Disney World had great rides, exciting attractions and lively shows. But like most novices, we overdid it. We snaked through lines, boarded attractions and hurried on to the next experience. Along with many magical moments, there were more than a few cranky meltdowns. Over the years we’ve gone through the gates with our progeny when they were pre-schoolers, pre-teens, teens, college students and twentysomethings. Here are three Golden Rules we've learned to follow.
Book an on-property lodging.
Disney Resorts has rooms ranging from moderately priced to expensive. Staying on site cuts travel time and allows admission to a designated park one hour earlier or later each day. That gives you more park time with fewer crowds.
Establish an amount for souvenirs.
As soon as I wheeled my 4-year old daughter Alissa down Magic Kingdom’s Main Street on her first park visit, she pointed to the five –foot Minnie Mouse in the window, demanding one. I explained that this long tall mouse costs about twenty times more than we agreed to spend and that these big dolls serve mostly as eye-catching window displays. As Alissa pondered this, a man walked out the door clutching a monster Minnie under his arm, followed by a beaming five-year-old. Alissa escalated her wailing to a wake-the-dead level.
To placate her, I purchased a reasonably priced, doll-sized Minnie and handed her to Alissa, who immediately threw midget Minnie on the ground. I reassured Alissa that our Minnie would be waiting for her when she was ready. It took two Tylenol for me plus lunch and a nap for Alissa until she finally accepted petite Minnie, who became Alissa’s favorite doll and traveled with us for years.

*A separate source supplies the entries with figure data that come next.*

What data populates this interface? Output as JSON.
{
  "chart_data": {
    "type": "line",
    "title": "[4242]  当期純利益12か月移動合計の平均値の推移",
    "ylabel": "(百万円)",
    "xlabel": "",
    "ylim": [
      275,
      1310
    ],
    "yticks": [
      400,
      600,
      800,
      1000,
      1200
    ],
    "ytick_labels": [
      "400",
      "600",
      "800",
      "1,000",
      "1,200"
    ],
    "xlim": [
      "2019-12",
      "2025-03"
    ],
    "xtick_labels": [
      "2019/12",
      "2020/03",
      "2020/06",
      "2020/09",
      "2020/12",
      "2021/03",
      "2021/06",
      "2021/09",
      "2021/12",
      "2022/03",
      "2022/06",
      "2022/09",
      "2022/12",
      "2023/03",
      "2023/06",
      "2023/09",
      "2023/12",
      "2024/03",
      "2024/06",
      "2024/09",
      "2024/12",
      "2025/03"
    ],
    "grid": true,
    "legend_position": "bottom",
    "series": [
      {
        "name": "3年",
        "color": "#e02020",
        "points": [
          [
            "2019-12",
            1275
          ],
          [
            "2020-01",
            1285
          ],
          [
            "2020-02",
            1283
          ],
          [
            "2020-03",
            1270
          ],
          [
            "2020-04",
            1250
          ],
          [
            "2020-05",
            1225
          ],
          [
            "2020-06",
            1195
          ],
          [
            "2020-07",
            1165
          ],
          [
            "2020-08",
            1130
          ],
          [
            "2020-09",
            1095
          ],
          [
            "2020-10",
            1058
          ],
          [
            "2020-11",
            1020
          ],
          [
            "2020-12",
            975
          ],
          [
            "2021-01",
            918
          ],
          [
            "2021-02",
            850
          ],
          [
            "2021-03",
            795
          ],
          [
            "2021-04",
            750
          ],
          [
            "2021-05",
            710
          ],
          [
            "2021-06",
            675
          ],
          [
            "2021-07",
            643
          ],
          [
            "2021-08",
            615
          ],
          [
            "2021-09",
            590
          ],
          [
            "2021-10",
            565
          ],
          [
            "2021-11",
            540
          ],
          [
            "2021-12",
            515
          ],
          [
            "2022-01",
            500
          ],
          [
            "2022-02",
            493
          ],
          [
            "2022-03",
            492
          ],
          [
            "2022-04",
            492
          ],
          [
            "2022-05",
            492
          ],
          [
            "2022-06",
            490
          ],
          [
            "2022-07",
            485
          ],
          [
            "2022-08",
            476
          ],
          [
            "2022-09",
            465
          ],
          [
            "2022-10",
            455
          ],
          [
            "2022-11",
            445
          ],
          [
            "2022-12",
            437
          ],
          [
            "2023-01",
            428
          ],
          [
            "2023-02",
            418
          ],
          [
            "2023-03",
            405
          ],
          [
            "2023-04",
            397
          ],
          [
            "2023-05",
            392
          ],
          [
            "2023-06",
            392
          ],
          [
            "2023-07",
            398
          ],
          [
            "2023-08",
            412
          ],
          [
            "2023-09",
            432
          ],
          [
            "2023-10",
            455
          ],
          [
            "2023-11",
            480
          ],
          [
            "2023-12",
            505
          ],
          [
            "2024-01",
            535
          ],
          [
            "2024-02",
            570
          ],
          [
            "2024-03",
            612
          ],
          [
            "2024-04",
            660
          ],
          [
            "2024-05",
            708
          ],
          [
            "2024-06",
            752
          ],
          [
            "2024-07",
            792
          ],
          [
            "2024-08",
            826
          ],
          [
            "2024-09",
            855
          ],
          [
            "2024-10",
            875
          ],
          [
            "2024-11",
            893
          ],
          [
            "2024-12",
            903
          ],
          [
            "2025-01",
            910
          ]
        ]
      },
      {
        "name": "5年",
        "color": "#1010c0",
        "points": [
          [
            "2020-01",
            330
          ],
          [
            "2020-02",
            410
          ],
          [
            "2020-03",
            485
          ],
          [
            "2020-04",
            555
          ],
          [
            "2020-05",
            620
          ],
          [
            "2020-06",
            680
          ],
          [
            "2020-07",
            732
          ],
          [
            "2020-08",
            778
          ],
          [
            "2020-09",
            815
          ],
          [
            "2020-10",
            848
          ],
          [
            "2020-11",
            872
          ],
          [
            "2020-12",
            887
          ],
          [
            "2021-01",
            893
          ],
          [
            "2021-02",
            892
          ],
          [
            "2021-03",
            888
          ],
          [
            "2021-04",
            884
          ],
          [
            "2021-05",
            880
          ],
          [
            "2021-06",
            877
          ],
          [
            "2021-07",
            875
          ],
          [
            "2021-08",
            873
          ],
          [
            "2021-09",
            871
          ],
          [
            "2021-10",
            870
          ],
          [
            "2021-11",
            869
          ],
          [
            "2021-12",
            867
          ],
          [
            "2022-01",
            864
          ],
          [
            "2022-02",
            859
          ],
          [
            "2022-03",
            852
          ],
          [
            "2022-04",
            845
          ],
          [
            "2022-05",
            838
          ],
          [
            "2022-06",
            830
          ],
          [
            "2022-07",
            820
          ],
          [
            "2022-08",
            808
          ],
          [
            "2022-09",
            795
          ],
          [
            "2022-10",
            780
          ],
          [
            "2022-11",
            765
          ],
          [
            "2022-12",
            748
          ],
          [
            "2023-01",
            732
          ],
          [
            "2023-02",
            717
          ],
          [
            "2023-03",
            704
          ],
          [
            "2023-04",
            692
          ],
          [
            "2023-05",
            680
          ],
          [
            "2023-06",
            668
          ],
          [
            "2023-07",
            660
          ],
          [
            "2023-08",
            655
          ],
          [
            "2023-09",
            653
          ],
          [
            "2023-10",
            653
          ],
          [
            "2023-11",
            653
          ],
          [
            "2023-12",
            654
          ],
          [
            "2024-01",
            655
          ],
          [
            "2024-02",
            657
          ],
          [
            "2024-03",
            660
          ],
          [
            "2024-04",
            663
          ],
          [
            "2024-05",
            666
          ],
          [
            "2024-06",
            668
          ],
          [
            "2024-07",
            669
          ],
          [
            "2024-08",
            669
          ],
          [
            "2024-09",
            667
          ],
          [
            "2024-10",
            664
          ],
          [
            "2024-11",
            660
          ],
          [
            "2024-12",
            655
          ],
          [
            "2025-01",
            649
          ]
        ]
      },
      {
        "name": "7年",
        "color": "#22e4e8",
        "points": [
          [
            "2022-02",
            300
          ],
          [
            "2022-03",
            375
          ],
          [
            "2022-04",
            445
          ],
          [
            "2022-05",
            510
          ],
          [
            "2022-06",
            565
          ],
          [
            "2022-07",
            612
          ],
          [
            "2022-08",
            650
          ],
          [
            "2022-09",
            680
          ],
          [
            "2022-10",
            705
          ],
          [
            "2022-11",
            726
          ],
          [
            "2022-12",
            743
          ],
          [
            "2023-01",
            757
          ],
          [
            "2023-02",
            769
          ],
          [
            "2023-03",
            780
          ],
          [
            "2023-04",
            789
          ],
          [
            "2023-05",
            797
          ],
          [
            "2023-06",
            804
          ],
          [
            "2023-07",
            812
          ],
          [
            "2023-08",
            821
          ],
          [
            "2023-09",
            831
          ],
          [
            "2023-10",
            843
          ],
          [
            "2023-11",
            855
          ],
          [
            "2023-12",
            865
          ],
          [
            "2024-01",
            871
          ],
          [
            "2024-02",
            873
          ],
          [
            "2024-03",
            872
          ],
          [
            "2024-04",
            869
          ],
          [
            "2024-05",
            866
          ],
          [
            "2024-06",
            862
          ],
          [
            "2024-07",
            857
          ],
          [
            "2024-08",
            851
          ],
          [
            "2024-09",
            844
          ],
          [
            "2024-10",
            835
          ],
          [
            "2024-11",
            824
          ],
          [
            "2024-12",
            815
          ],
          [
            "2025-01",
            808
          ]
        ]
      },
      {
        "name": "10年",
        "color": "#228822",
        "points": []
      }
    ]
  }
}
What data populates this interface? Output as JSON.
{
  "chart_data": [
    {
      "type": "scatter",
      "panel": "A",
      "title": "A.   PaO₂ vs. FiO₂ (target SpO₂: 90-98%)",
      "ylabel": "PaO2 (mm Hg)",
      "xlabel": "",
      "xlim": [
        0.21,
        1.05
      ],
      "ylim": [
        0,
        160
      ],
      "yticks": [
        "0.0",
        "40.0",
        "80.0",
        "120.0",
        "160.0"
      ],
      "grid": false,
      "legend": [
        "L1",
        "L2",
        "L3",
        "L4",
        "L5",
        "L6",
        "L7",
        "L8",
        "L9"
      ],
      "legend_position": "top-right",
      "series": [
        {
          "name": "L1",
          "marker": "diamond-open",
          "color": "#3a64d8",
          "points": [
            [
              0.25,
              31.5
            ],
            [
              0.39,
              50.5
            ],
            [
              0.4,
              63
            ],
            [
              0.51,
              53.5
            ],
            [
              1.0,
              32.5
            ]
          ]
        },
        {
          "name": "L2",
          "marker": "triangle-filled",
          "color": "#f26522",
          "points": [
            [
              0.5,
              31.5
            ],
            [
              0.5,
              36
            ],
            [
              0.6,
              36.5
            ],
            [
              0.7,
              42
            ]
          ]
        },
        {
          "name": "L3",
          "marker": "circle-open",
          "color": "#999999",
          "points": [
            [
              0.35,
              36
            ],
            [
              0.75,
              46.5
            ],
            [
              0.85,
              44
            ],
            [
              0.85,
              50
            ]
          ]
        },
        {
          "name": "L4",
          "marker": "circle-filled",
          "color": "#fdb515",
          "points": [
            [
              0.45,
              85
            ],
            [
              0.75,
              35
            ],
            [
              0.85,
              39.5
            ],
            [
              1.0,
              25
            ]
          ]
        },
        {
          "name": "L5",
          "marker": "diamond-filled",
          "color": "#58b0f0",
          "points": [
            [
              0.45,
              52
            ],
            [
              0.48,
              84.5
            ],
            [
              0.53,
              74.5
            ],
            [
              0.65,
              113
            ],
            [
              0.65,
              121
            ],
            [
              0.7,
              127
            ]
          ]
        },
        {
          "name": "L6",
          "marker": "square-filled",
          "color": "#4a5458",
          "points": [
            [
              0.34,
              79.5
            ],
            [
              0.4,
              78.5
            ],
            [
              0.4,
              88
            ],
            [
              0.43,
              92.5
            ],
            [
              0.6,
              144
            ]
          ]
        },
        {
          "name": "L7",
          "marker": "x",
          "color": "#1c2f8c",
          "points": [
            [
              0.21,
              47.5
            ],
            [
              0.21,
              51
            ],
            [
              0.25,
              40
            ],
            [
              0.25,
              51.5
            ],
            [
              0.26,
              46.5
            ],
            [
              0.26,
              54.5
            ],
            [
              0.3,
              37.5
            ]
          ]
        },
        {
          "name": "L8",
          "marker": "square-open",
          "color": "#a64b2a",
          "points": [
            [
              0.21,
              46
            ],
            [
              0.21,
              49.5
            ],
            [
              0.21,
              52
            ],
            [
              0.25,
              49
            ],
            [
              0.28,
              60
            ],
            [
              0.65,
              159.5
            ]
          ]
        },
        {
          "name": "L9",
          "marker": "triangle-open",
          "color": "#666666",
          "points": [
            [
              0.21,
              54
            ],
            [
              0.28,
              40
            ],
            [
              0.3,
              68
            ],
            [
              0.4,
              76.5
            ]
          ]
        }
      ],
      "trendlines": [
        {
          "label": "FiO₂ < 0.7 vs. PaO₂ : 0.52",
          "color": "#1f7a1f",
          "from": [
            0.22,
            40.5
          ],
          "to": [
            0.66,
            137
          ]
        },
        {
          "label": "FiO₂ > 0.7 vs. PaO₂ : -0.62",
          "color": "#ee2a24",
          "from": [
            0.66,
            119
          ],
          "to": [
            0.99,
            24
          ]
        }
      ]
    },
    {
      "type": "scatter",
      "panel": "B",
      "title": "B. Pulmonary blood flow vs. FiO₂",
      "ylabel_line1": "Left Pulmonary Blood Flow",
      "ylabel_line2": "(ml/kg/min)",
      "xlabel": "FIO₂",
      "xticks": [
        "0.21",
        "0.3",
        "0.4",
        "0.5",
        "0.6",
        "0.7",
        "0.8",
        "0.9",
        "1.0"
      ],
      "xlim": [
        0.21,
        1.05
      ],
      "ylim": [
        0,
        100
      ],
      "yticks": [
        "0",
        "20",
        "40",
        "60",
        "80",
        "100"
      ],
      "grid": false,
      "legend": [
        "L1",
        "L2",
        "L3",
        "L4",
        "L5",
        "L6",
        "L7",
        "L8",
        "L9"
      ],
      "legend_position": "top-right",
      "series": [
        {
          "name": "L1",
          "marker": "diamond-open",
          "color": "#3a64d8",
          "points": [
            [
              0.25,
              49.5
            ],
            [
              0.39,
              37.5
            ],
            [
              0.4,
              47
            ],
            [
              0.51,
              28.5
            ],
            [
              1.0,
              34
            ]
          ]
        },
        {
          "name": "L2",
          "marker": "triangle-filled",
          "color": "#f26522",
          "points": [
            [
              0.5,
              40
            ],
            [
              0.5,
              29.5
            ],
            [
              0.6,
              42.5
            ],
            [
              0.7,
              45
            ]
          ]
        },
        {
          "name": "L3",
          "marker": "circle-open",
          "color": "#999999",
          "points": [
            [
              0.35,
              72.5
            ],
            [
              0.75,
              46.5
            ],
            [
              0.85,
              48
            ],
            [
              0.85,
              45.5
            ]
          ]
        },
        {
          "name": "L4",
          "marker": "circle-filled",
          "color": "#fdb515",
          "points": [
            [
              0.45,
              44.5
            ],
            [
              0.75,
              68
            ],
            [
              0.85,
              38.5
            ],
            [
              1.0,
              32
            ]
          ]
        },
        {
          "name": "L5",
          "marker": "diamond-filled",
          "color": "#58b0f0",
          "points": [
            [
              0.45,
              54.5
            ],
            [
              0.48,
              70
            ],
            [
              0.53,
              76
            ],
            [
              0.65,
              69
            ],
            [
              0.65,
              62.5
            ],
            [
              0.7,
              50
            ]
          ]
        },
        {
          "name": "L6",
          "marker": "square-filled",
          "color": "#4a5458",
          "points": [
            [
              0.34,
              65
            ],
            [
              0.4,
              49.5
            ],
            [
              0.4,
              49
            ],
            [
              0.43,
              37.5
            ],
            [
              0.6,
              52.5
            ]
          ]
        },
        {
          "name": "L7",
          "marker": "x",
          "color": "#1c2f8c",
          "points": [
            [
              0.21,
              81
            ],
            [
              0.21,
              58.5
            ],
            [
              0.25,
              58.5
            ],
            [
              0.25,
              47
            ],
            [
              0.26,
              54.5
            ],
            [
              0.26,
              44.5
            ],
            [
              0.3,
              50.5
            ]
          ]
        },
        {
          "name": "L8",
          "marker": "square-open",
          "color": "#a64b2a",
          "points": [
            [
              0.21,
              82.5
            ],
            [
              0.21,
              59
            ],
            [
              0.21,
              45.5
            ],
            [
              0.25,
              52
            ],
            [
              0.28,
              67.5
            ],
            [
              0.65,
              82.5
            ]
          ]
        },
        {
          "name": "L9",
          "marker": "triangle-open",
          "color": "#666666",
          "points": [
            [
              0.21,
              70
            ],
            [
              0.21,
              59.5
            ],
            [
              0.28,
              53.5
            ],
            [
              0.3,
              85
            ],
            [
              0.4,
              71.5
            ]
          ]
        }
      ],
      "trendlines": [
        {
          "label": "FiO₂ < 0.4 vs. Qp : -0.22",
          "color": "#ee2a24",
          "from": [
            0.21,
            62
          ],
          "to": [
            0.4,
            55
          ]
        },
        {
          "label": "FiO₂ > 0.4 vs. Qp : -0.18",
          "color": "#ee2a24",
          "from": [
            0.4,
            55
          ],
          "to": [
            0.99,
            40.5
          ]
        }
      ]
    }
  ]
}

What did I learn? I can survive the souvenir wars by bending the budget a little and by not being guilt-tripped or yelling. Eventually, kids calm down and get back into the fun of the thrill rides and attractions .
Take an afternoon nap.
After a busy day at Disney World, everyone needs a nap, especially mom and dad. Be sure to arrive back at your hotel by 3 p.m. or so. Let your kids splash in the pool and play. Afterwards, nap, then have a quick dinner and head back to the park for the parades and evening fireworks.
And remember, there will be lines, crowded restaurants, costly lunches, and plenty of ways to get overtired and feel underappreciated as a parent. Just keep your sense of humor and remember why you came to Disney World in the first place—to have quality time with your kids. That way, you’ll always find the magic.